Is There an Upside to Tragedy?
Make Friends with Failure
Suffering setbacks on a smaller scale? Alison Levine, author of the leadership manual On the Edge, knows what it takes to recover from defeat.
In 2002, I was captain of the first American women's Everest expedition—and I was determined that my team would make it to the summit. And then...we didn't. A mere few hundred feet from the top, storm clouds rolled in, the wind picked up, and snow began to pummel us. After two months on the mountain, our only choice was to turn back. Days before, media outlets around the world had been cheering us on; now they had to report our epic failure.

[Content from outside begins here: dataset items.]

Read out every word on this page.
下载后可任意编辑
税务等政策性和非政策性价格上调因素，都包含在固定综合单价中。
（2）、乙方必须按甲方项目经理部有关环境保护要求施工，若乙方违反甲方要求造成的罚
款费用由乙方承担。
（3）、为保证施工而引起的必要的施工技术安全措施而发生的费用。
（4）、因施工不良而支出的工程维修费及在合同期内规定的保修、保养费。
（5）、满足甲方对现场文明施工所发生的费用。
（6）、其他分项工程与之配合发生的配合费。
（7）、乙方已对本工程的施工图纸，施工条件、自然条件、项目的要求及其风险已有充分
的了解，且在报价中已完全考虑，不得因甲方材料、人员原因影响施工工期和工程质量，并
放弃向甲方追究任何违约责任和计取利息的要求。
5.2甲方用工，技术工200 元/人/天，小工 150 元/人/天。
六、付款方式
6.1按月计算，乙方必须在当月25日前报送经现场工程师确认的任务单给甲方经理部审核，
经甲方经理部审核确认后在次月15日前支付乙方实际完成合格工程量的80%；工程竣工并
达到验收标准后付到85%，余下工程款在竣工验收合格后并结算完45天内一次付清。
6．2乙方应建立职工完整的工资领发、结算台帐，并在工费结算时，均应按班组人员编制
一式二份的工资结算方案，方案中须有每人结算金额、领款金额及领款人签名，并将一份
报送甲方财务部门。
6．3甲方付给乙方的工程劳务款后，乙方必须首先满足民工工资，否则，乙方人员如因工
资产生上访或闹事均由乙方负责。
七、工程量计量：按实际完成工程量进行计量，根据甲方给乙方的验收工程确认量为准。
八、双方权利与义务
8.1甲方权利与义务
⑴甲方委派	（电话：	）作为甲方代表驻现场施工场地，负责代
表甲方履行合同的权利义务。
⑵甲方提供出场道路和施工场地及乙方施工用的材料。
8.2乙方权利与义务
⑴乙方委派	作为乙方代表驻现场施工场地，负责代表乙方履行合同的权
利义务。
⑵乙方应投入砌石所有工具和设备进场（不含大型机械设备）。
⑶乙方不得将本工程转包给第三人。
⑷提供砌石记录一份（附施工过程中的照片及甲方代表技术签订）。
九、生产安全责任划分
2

It took eight years before I found the courage to try Everest again. It wasn't the fear of avalanches or frostbite that prevented me from going back sooner—it was the fear of not succeeding. When you've taken aim at a target and missed, it's only natural to feel gun-shy. But here's what I've learned: I needed to fail at my first attempt in order to increase my failure tolerance. When I faced the same summit again, with equally bad weather, I pushed myself a little farther. Then a little farther still. Barely able to see where I was going, I made it to the top. When I got there, I felt so much pride—not because I was at the peak, but because I had trusted myself. There will always be storms to weather and setbacks to endure. You can learn not to let either stop you.